Not that their other beers are slackers, they also boast a World’s Best Pilsner amongst their ranks from 2008.

There is a lovely zingy citrus nose to Bitter and Twisted along with some slightly spicy and floral hints in the background.

B&T pours to a lovely pale golden colour with a thin white head that leaves a fair amount of lacing on the glass.

You reallynotice the hops in bitter and twisted which is good considering they have gone to the effort of using 3 separate varieties; challenger, styrian golding and Hersbrücker, luckily though at no point does the hopping seem overwhelming, either in terms of bitterness or taste.

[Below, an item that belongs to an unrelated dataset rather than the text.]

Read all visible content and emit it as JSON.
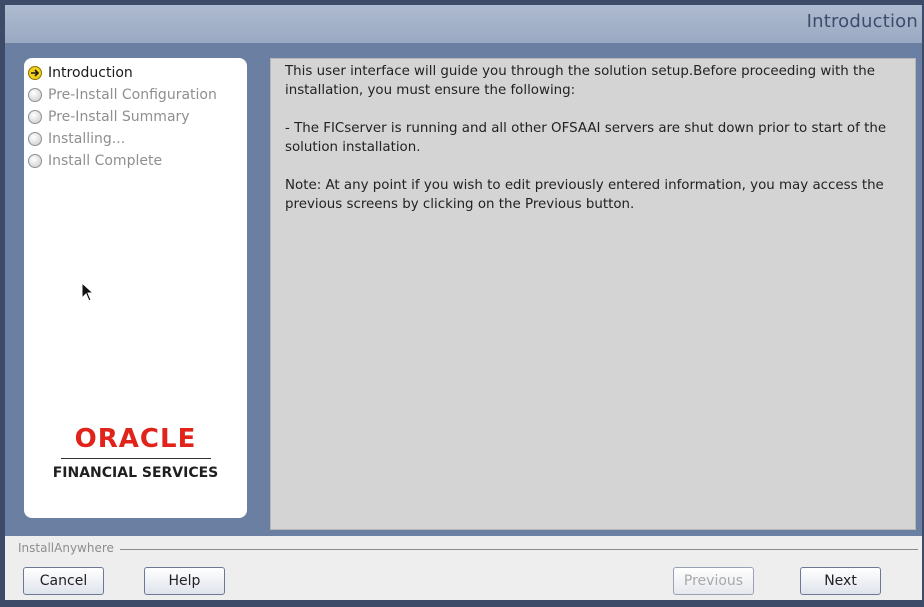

There is a nice balance of caramel sweetness from the malt and a grapefruit/citrus sharpness that comes through strongly along with that pleasing spicy note that you can pick up in the aroma.

I usually only see blond beers as something to enjoy in the summer months, ideally in a sunny beer garden however I found Bitter and Twisted to be a blond that I could just as easilly enjoy on frosty autumn evening by the bonfire.

It might not be the world’s best ale but it is certainly up there.


Innis & Gunn Limited Edition Rum Cask Oak Aged Beer 7.4%

29 09 2010

Innis & Gunn limited edition rum cask oak aged beer, well whatever there is to say about the beer it’s name is a bit of a mouthfull!

As the overly wordy moniker implies this is a beer that has been aged in oak casks which previously contained rum, navy rum to be precise (at least thats what Innis and Gunn say!)

It is a well known fact that maturing beer in particular barrels will impart  a particular flavour to the beer, hence we have whiskey cask aged beers, oak aged beers etc.

In this particular instance Innis and Gunn have given this beer a 60 day maturation period in oak, half of that in American Oak barrels and the remainder in barrels which previously held navy rum.

After this initial maturation the beer was left for a further 47 days for the flavours to mellow and blend together.

Now off the top of my head I would be expecting anything that has been oak aged and has absorbed some rum like flavours to  have a fruity sweetness and a rich smokiness from the oak, maybe some tobacco notes.

Now normally I try very hard not to pre-judge a beer but the combination of a 7.4% a.b.v and what I would imagine to be an awful lot of sweetness didn’t fill me with much confidence that this is a beer I would wish to do anything much with other than sample…. lets find out if I was right!

The aroma when you open the bottle is quite pleasant there are notes of rum, raisins and vanilla with a slight spicy maltiness in the background. If I had to make one over-riding observation in relation to the aroma of this beer it would have to be that the rum notes are really strong and perhaps a little overwhelming, especially as this is supposed to  be a beer, not actual rum.

It pours a pleasing amber/ruby colour and is quite clear, the head is rather thin but lasts reasonably well.

You can really taste the rum in this beer, there is a raisiny fruitiness, a hint of vanilla and some smokey spiciness as well, luckily this beer isn’t as tooth rottingly sweet as I had imagined nor as sweet as the aroma had suggested, there is some hoppiness to the beer but it is doing a really good job of hiding behind the sweetness.

The body of the beer is very light, particularly in light of the high a.b.v and the big flavours in the beer, to be honest it was a little too light for my personal tastes.  I have tried this beer twice now and both times I have thought that there is far too much diacetyl present for my liking.

Diacetyl is a by product of the fermentation process that gives a slick mouthfeel if it is present in small amounts and when present in larger amounts gives a buttery flavour to the beer, but not in a nice sense. To give you an idea as to the properties of diacetyl it is what is used to give artificial butter or margarine its “butteriness”  – not what I want in my beer.

I had been hoping with the second bottle not to get as much of that diacetyl taste coming through as it can sometimes just be the result of an bacterial infection in a particular bottle but alas that was not to be and there it was in all its slippy glory in my second bottle.

To sum things up this was an interesting beer to try but far too sweet for the relatively light bod and buttery taste from the diacetyl just doesn’t sit right with me. All in all a dissapointment.